If we can share the cache with our teammates, we can get a much better dev experience. For instance, this repo has a large application, where nx serve
takes just a few seconds.
The above chart has three different test runs:
-
Normal build - which visualizes using the normal Angular webpack setup executing “nx build” (blue), “nx serve” (red) and the time to rebuild/re-serve when a file change happened (yellow)
-
Incremental build (cold) - running all the above commands but using the Nx incremental builds but without having any kind of cache. That run takes slightly more than the normal Webpack build, which is expected.
-
Incremental build (warm) - running the Nx incremental build having already cached results from a previous run or from some other coworker that executed the build before. In a real world scenario, we expect always some kind of cached results either of the entire workspace or part of it. This is where the teams really get the value and speed improvements.
When should I use incremental builds
Whether incremental builds area a good choice depends on your repository. For most small and mid-sized applications, the costs introduced by incremental builds will outweigh the benefits.

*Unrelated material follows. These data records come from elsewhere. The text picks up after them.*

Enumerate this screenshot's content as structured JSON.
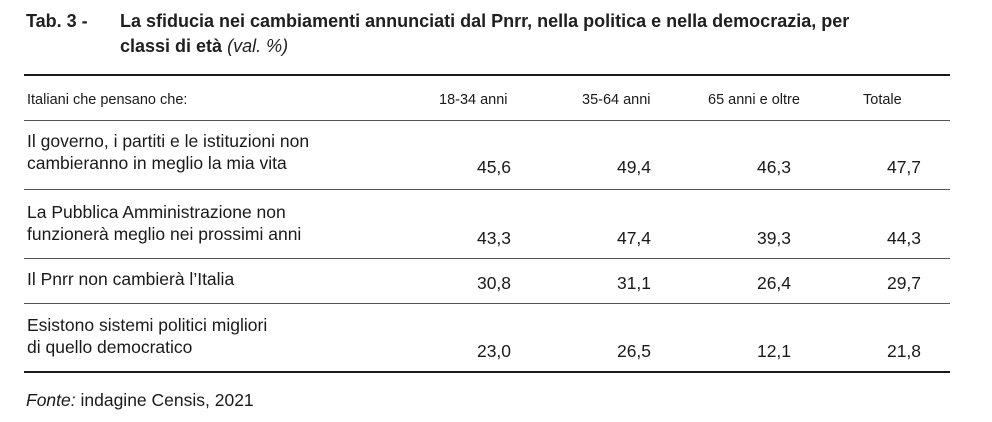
{
  "table": {
    "title_prefix": "Tab. 3 -",
    "title_line1": "La sfiducia nei cambiamenti annunciati dal Pnrr, nella politica e nella democrazia, per",
    "title_line2": "classi di età",
    "subtitle": "(val. %)",
    "header": {
      "label": "Italiani che pensano che:",
      "columns": [
        "18-34 anni",
        "35-64 anni",
        "65 anni e oltre",
        "Totale"
      ]
    },
    "rows": [
      {
        "label_line1": "Il governo, i partiti e le istituzioni non",
        "label_line2": "cambieranno in meglio la mia vita",
        "values": [
          "45,6",
          "49,4",
          "46,3",
          "47,7"
        ]
      },
      {
        "label_line1": "La Pubblica Amministrazione non",
        "label_line2": "funzionerà meglio nei prossimi anni",
        "values": [
          "43,3",
          "47,4",
          "39,3",
          "44,3"
        ]
      },
      {
        "label_line1": "Il Pnrr non cambierà l’Italia",
        "label_line2": "",
        "values": [
          "30,8",
          "31,1",
          "26,4",
          "29,7"
        ]
      },
      {
        "label_line1": "Esistono sistemi politici migliori",
        "label_line2": "di quello democratico",
        "values": [
          "23,0",
          "26,5",
          "12,1",
          "21,8"
        ]
      }
    ],
    "source_label": "Fonte:",
    "source_text": " indagine Censis, 2021"
  }
}
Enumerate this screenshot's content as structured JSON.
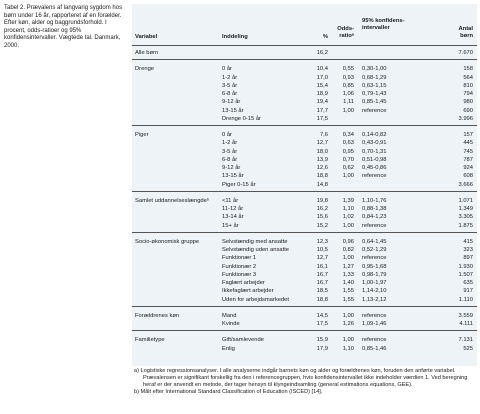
{
  "caption": "Tabel 2. Prævalens af langvarig sygdom hos børn under 16 år, rapporteret af en forælder. Efter køn, alder og baggrundsforhold. I procent, odds-ratioer og 95% konfidensintervaller. Vægtede tal. Danmark, 2000.",
  "table": {
    "columns": [
      "Variabel",
      "Inddeling",
      "%",
      "Odds-ratioᵃ",
      "95% konfidens-intervaller",
      "Antal børn"
    ],
    "sections": [
      {
        "label": "Alle børn",
        "rows": [
          [
            null,
            "16,2",
            null,
            null,
            "7.670"
          ]
        ]
      },
      {
        "label": "Drenge",
        "rows": [
          [
            "0 år",
            "10,4",
            "0,55",
            "0,30-1,00",
            "158"
          ],
          [
            "1-2 år",
            "17,0",
            "0,93",
            "0,68-1,29",
            "564"
          ],
          [
            "3-5 år",
            "15,4",
            "0,85",
            "0,63-1,15",
            "810"
          ],
          [
            "6-8 år",
            "18,9",
            "1,06",
            "0,79-1,43",
            "794"
          ],
          [
            "9-12 år",
            "19,4",
            "1,11",
            "0,85-1,45",
            "980"
          ],
          [
            "13-15 år",
            "17,7",
            "1,00",
            "reference",
            "690"
          ],
          [
            "Drenge 0-15 år",
            "17,5",
            null,
            null,
            "3.996"
          ]
        ]
      },
      {
        "label": "Piger",
        "rows": [
          [
            "0 år",
            "7,6",
            "0,34",
            "0,14-0,82",
            "157"
          ],
          [
            "1-2 år",
            "12,7",
            "0,63",
            "0,43-0,91",
            "445"
          ],
          [
            "3-5 år",
            "18,0",
            "0,95",
            "0,70-1,31",
            "745"
          ],
          [
            "6-8 år",
            "13,9",
            "0,70",
            "0,51-0,98",
            "787"
          ],
          [
            "9-12 år",
            "12,6",
            "0,62",
            "0,45-0,86",
            "924"
          ],
          [
            "13-15 år",
            "18,8",
            "1,00",
            "reference",
            "608"
          ],
          [
            "Piger 0-15 år",
            "14,8",
            null,
            null,
            "3.666"
          ]
        ]
      },
      {
        "label": "Samlet uddannelseslængdeᵇ",
        "rows": [
          [
            "<11 år",
            "19,8",
            "1,39",
            "1,10-1,76",
            "1.071"
          ],
          [
            "11-12 år",
            "16,2",
            "1,10",
            "0,88-1,38",
            "1.349"
          ],
          [
            "13-14 år",
            "15,6",
            "1,02",
            "0,84-1,23",
            "3.305"
          ],
          [
            "15+ år",
            "15,2",
            "1,00",
            "reference",
            "1.875"
          ]
        ]
      },
      {
        "label": "Socio-økonomisk gruppe",
        "rows": [
          [
            "Selvstændig med ansatte",
            "12,3",
            "0,96",
            "0,64-1,45",
            "415"
          ],
          [
            "Selvstændig uden ansatte",
            "10,5",
            "0,82",
            "0,52-1,29",
            "323"
          ],
          [
            "Funktionær 1",
            "12,7",
            "1,00",
            "reference",
            "897"
          ],
          [
            "Funktionær 2",
            "16,1",
            "1,27",
            "0,95-1,68",
            "1.930"
          ],
          [
            "Funktionær 3",
            "16,7",
            "1,33",
            "0,98-1,79",
            "1.507"
          ],
          [
            "Faglært arbejder",
            "16,7",
            "1,40",
            "1,00-1,97",
            "635"
          ],
          [
            "Ikkefaglært arbejder",
            "18,5",
            "1,55",
            "1,14-2,10",
            "917"
          ],
          [
            "Uden for arbejdsmarkedet",
            "18,8",
            "1,55",
            "1,13-2,12",
            "1.110"
          ]
        ]
      },
      {
        "label": "Forældrenes køn",
        "rows": [
          [
            "Mand",
            "14,5",
            "1,00",
            "reference",
            "3.559"
          ],
          [
            "Kvinde",
            "17,5",
            "1,26",
            "1,09-1,46",
            "4.111"
          ]
        ]
      },
      {
        "label": "Familietype",
        "rows": [
          [
            "Gift/samlevende",
            "15,9",
            "1,00",
            "reference",
            "7.131"
          ],
          [
            "Enlig",
            "17,9",
            "1,10",
            "0,85-1,46",
            "525"
          ]
        ]
      }
    ]
  },
  "footnotes": [
    "a) Logistiske regressionsanalyser. I alle analyserne indgår barnets køn og alder og forældrenes køn, foruden den anførte variabel. Prævalensen er signifikant forskellig fra den i referencegruppen, hvis konfidensintervallet ikke indeholder værdien 1. Ved beregning heraf er der anvendt en metode, der tager hensyn til klyngeindsamling (general estimations equations, GEE).",
    "b) Målt efter International Standard Classification of Education (ISCED) [14]."
  ]
}
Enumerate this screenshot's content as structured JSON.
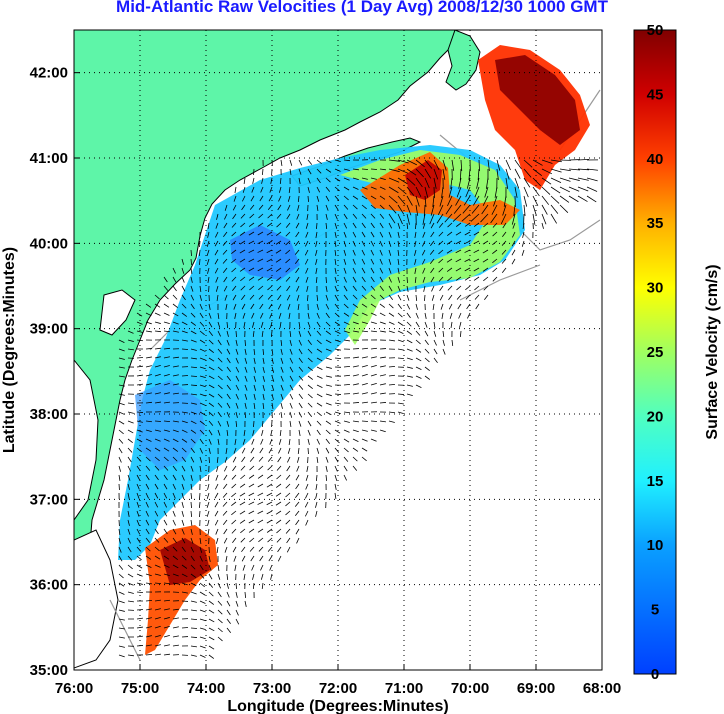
{
  "title": "Mid-Atlantic Raw Velocities (1 Day Avg) 2008/12/30 1000 GMT",
  "map": {
    "xlabel": "Longitude (Degrees:Minutes)",
    "ylabel": "Latitude (Degrees:Minutes)",
    "lon_ticks": [
      "76:00",
      "75:00",
      "74:00",
      "73:00",
      "72:00",
      "71:00",
      "70:00",
      "69:00",
      "68:00"
    ],
    "lat_ticks": [
      "42:00",
      "41:00",
      "40:00",
      "39:00",
      "38:00",
      "37:00",
      "36:00",
      "35:00"
    ],
    "lon_range": [
      -76,
      -68
    ],
    "lat_range": [
      35,
      42.5
    ],
    "grid": "dotted",
    "land_color": "#5ef5a8",
    "ocean_color": "#ffffff"
  },
  "colorbar": {
    "label": "Surface Velocity (cm/s)",
    "ticks": [
      "50",
      "45",
      "40",
      "35",
      "30",
      "25",
      "20",
      "15",
      "10",
      "5",
      "0"
    ],
    "range": [
      0,
      50
    ],
    "colormap": "jet"
  }
}
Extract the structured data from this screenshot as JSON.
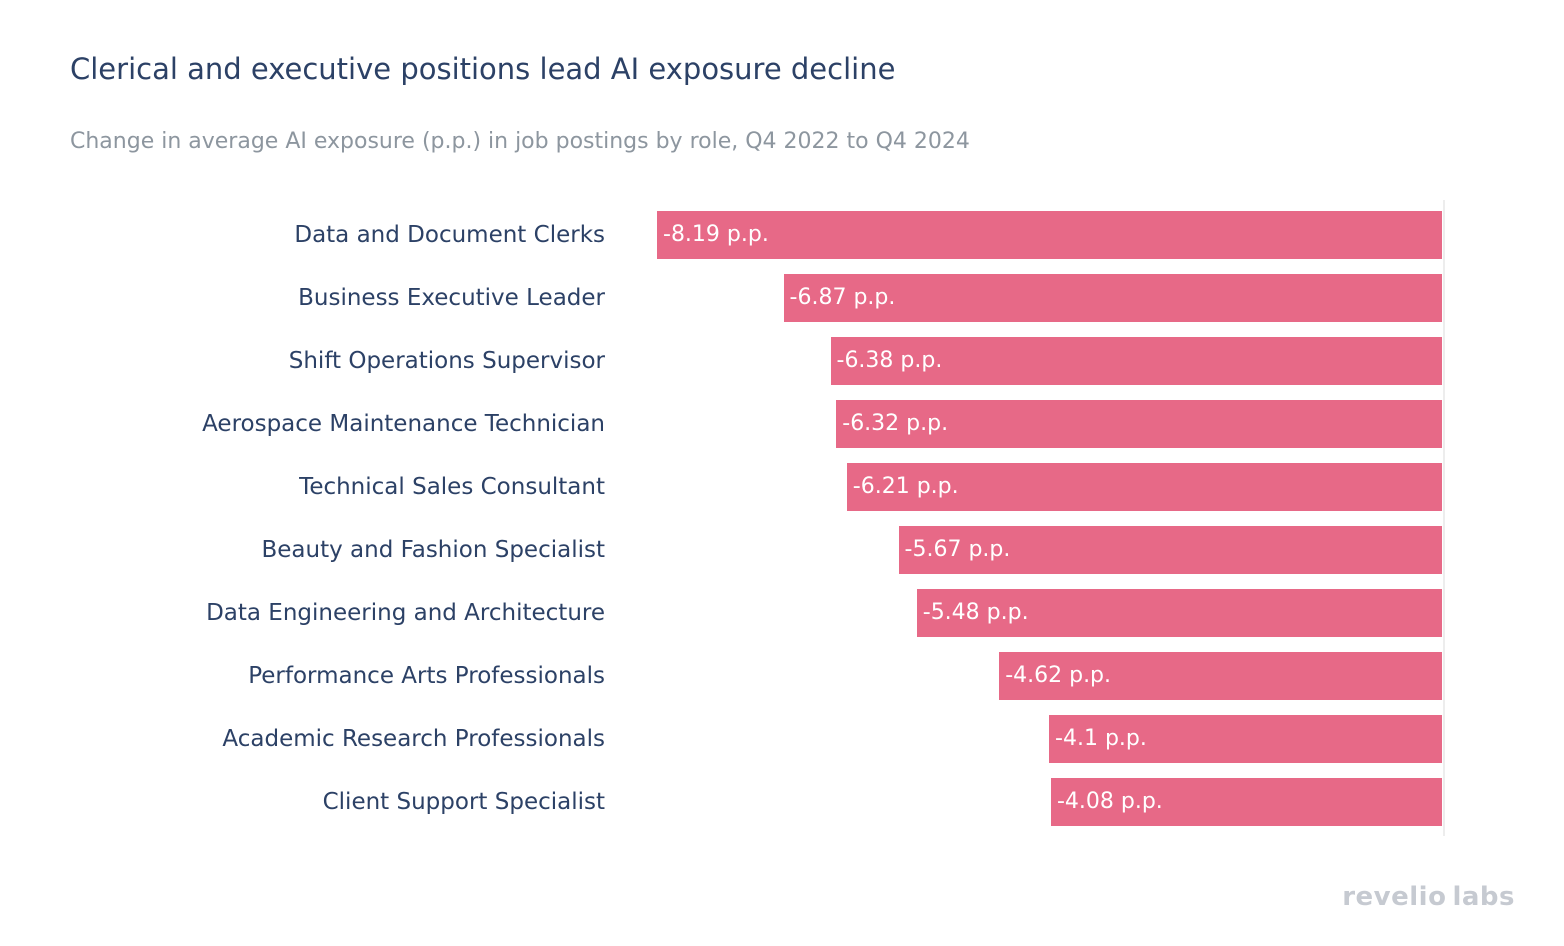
{
  "header": {
    "title": "Clerical and executive positions lead AI exposure decline",
    "subtitle": "Change in average AI exposure (p.p.) in job postings by role, Q4 2022 to Q4 2024"
  },
  "footer": {
    "logo_part1": "revelio",
    "logo_part2": "labs"
  },
  "colors": {
    "bar": "#e76987",
    "title_text": "#2c4166",
    "subtitle_text": "#8d969f",
    "bar_value_text": "#ffffff",
    "axis_line": "#ededed",
    "logo_text": "#c6cad1",
    "background": "#ffffff"
  },
  "chart_data": {
    "type": "bar",
    "orientation": "horizontal",
    "anchor": "right",
    "title": "Clerical and executive positions lead AI exposure decline",
    "subtitle": "Change in average AI exposure (p.p.) in job postings by role, Q4 2022 to Q4 2024",
    "unit": "p.p.",
    "xlim": [
      -8.19,
      0
    ],
    "grid": false,
    "legend": false,
    "categories": [
      "Data and Document Clerks",
      "Business Executive Leader",
      "Shift Operations Supervisor",
      "Aerospace Maintenance Technician",
      "Technical Sales Consultant",
      "Beauty and Fashion Specialist",
      "Data Engineering and Architecture",
      "Performance Arts Professionals",
      "Academic Research Professionals",
      "Client Support Specialist"
    ],
    "values": [
      -8.19,
      -6.87,
      -6.38,
      -6.32,
      -6.21,
      -5.67,
      -5.48,
      -4.62,
      -4.1,
      -4.08
    ],
    "value_labels": [
      "-8.19 p.p.",
      "-6.87 p.p.",
      "-6.38 p.p.",
      "-6.32 p.p.",
      "-6.21 p.p.",
      "-5.67 p.p.",
      "-5.48 p.p.",
      "-4.62 p.p.",
      "-4.1 p.p.",
      "-4.08 p.p."
    ]
  }
}
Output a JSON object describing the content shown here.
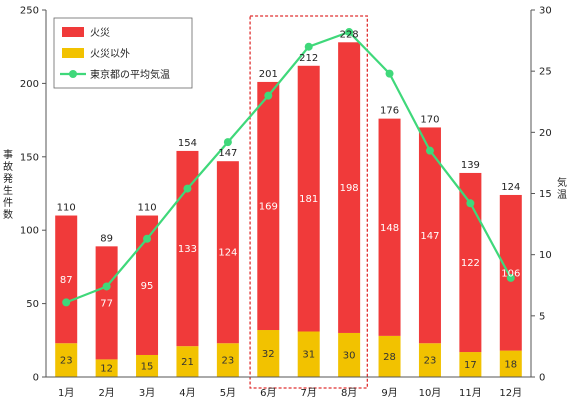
{
  "chart_data": {
    "type": "bar",
    "stacked": true,
    "categories": [
      "1月",
      "2月",
      "3月",
      "4月",
      "5月",
      "6月",
      "7月",
      "8月",
      "9月",
      "10月",
      "11月",
      "12月"
    ],
    "series": [
      {
        "name": "火災",
        "color": "#f03a3a",
        "values": [
          87,
          77,
          95,
          133,
          124,
          169,
          181,
          198,
          148,
          147,
          122,
          106
        ]
      },
      {
        "name": "火災以外",
        "color": "#f2c200",
        "values": [
          23,
          12,
          15,
          21,
          23,
          32,
          31,
          30,
          28,
          23,
          17,
          18
        ]
      }
    ],
    "totals": [
      110,
      89,
      110,
      154,
      147,
      201,
      212,
      228,
      176,
      170,
      139,
      124
    ],
    "line_series": {
      "name": "東京都の平均気温",
      "color": "#3fd87a",
      "axis": "right",
      "values": [
        6.1,
        7.4,
        11.3,
        15.4,
        19.2,
        23.0,
        27.0,
        28.2,
        24.8,
        18.5,
        14.2,
        8.1
      ]
    },
    "ylabel": "事故発生件数",
    "y2label": "気温",
    "ylim": [
      0,
      250
    ],
    "yticks": [
      0,
      50,
      100,
      150,
      200,
      250
    ],
    "y2lim": [
      0,
      30
    ],
    "y2ticks": [
      0,
      5,
      10,
      15,
      20,
      25,
      30
    ],
    "legend_position": "top-left",
    "highlight_categories": [
      "6月",
      "7月",
      "8月"
    ],
    "highlight_color": "#e03030"
  }
}
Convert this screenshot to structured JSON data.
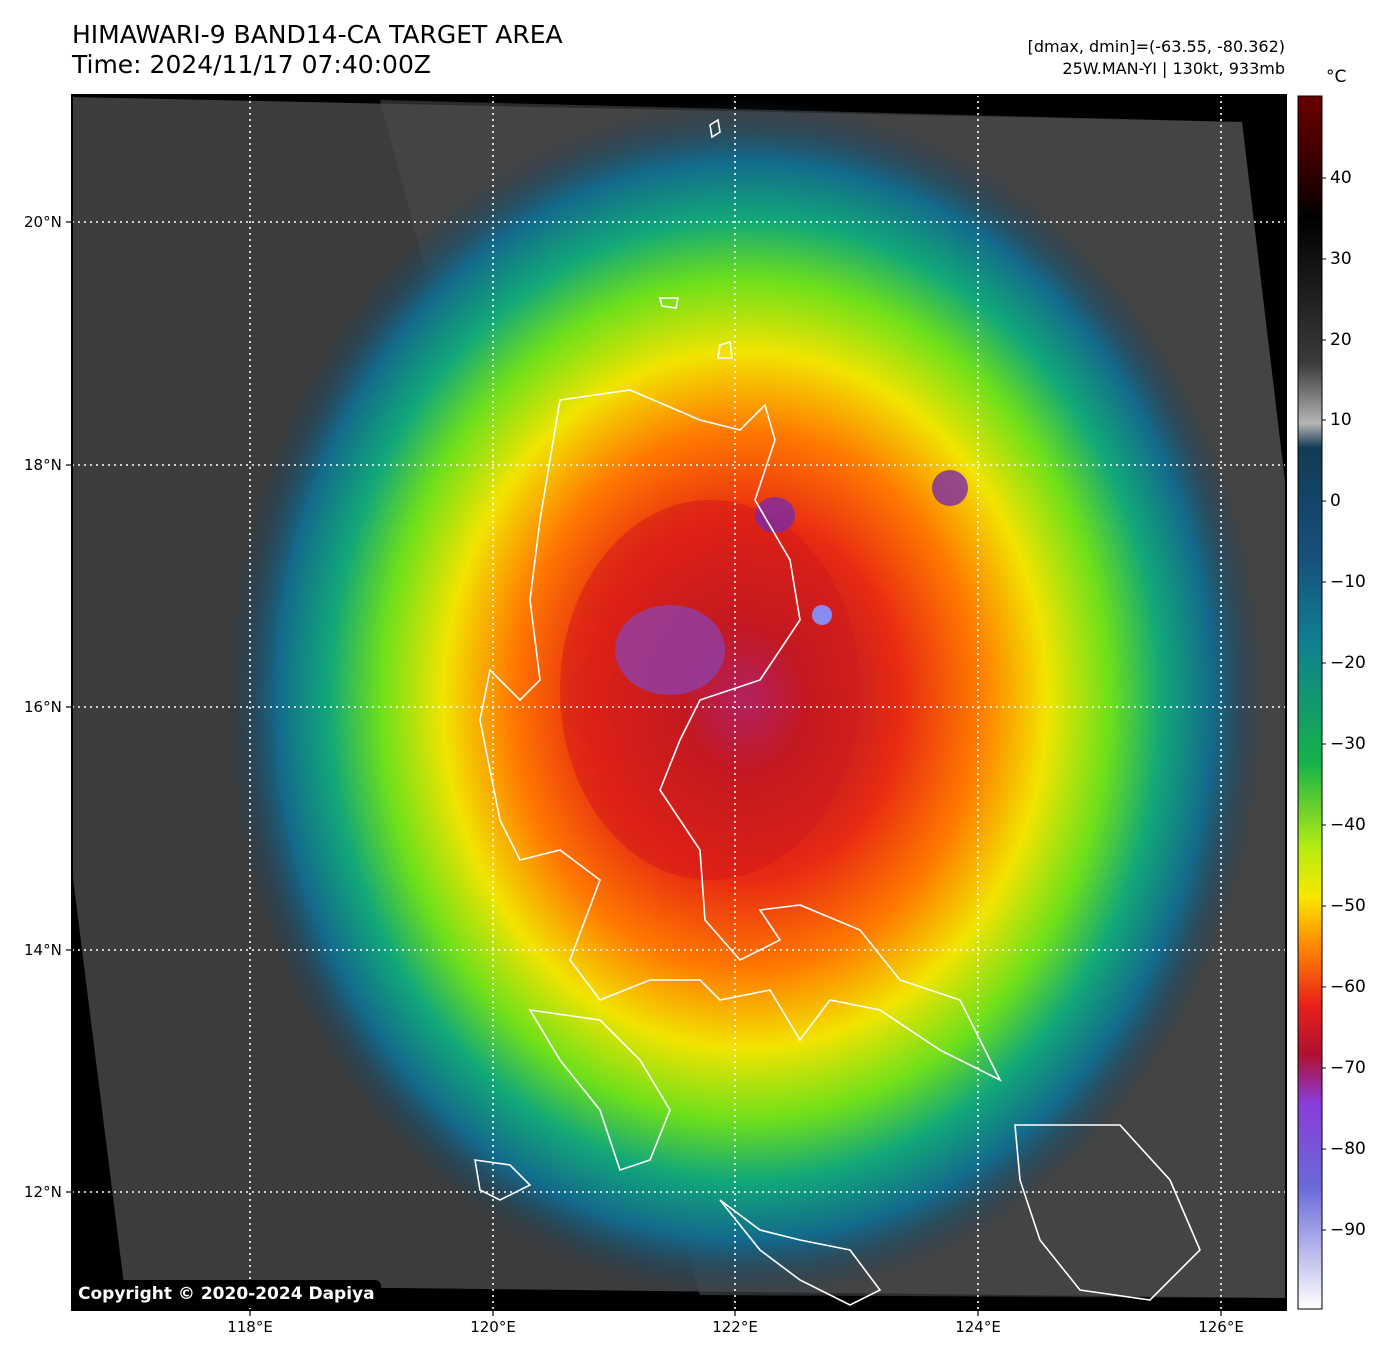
{
  "title": {
    "line1": "HIMAWARI-9 BAND14-CA TARGET AREA",
    "line2": "Time: 2024/11/17 07:40:00Z"
  },
  "meta": {
    "line1": "[dmax, dmin]=(-63.55, -80.362)",
    "line2": "25W.MAN-YI | 130kt, 933mb"
  },
  "x_ticks": [
    "118°E",
    "120°E",
    "122°E",
    "124°E",
    "126°E"
  ],
  "y_ticks": [
    "20°N",
    "18°N",
    "16°N",
    "14°N",
    "12°N"
  ],
  "colorbar": {
    "unit": "°C",
    "ticks": [
      "40",
      "30",
      "20",
      "10",
      "0",
      "−10",
      "−20",
      "−30",
      "−40",
      "−50",
      "−60",
      "−70",
      "−80",
      "−90"
    ],
    "min": -100,
    "max": 50
  },
  "copyright": "Copyright © 2020-2024 Dapiya"
}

The upsides of incremental builds:
- Compiling only a subset of code
- Distributing the compilation
The downsides of incremental builds:
- Complex "watch" mode
- Overhead with initializing the TypeScript compiler multiple times
- The linking part of a WebPack build is indivisible
If you are only planning to use incremental builds to speed up your CI, then the watch mode concern is irrelevant, and the only thing you need to assess is whether the benefits of skipping the compilation outweigh the costs of initializing the TypeScript compiler several times.
For a given workspace you can use Nx batch mode executors to compile all the libs using a single TS program. It can be made to work for a single workspace, but it's hard to generalize. With this, there is only one TS program created, so there is no extra cost associated with incremental builds.
Custom Serve Target
If you are implementing a custom serve command, you can use WebpackNxBuildCoordinationPlugin
provided by @nrwl/web
. It's a webpack plugin you can use to coordinate the compiling of the libs and the webpack linking.
Using Webpack Module Federation to implement incremental builds
When we talk about incremental builds we often talk about incrementally compiling the code and then linking them with a single webpack build. In this case the build artifact when using incremental builds is the same as without using incremental builds, but the build process itself has different characteristics.
But there are other ways to make the build process incremental. One of them is using WebPack Module Federation.
When using WebPack Module Federation, you split the application into multiple webpack builds. Imagine the application has 3 big sections, and they are built using 3 webpack builds: W1
, W2
, and W3
. Each of them has to build shared code in addition to building the corresponding application section code. So the time it takes to build all of them (W1
+ W2
+ W3
) will be greater than W
. However, if you change only Section 1, you will only need to run W1
. W2
and W3
will be retrieved from cache. In addition, W1
, W2
, and W3
can run on separate machines. Because of that, both the CI time and the local serve time can be drastically reduced.